“If we could transform the cultural model of not listening or ego-listening, to one of empathic listening, children could grow up with feelings of self-worth, there would be less need to act out anger and pain.” Liesl Silverstone, Art Therapy
Having spent the morning working, I decided to treat myself to a coffee at a local cafe yesterday. I took a notebook and pen as usual, planning to have some thinking time for half an hour. In the queue, I was aware of the sound of a small baby crying. By the time I sat down, the cries had turned to screams. The screams continued. I looked round for the source. A group of young mums were chatting at a table, and the screaming was coming from a pram. I smiled sympathetically, having been there, done that and had the tee-shirt myself years ago.

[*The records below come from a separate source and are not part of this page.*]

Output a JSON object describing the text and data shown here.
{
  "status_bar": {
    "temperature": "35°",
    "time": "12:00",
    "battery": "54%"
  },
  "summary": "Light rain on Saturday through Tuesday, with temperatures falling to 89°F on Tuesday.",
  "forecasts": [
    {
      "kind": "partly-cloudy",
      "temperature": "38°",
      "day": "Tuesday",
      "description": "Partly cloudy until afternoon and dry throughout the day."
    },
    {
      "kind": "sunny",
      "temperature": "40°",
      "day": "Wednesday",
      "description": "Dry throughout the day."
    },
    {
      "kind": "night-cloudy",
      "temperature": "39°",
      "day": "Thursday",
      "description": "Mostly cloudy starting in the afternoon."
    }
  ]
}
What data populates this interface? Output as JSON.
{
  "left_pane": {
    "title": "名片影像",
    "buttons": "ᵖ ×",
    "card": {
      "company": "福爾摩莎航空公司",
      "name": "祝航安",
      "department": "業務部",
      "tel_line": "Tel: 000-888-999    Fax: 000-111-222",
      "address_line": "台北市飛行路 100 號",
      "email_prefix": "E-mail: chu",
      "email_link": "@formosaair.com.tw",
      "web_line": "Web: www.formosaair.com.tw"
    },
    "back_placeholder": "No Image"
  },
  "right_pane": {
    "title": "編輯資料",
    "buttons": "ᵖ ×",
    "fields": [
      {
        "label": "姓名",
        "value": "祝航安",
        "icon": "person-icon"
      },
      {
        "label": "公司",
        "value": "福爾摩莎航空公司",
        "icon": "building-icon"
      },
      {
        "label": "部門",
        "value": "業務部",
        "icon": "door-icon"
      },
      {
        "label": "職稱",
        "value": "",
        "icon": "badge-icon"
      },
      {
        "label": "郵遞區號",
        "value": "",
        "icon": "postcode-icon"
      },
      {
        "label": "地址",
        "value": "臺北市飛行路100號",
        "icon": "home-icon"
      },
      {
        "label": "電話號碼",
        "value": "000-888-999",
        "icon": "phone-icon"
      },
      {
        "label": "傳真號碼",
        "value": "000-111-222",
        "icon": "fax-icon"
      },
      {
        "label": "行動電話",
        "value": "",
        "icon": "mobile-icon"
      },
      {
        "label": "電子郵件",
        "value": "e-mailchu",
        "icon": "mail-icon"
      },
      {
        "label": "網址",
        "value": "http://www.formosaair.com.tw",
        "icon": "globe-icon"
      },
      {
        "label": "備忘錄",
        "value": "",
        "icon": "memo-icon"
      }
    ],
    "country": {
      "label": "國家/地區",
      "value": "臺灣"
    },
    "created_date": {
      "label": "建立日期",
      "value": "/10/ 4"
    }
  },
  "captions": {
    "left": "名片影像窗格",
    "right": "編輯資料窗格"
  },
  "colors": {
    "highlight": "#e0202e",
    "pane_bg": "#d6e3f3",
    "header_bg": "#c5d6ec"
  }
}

I waited for the mum to pick up the baby and comfort it. I waited, and waited. She carried on her conversation, oblivious to the child’s distress (and the growing distress of the people all around). In the end, I had to make a hasty exit – it was too painful to listen to a child asking for attention in the only way it knew how without getting any response.
A new BBC Radio 4 programme last night discussed the topic of attachment. The long-lasting effects of being heard, responded to and cared for (or not) struck a chord. Interestingly, an art therapist discusses a child’s drawing in the programme. The “large lake of black” tells its own story.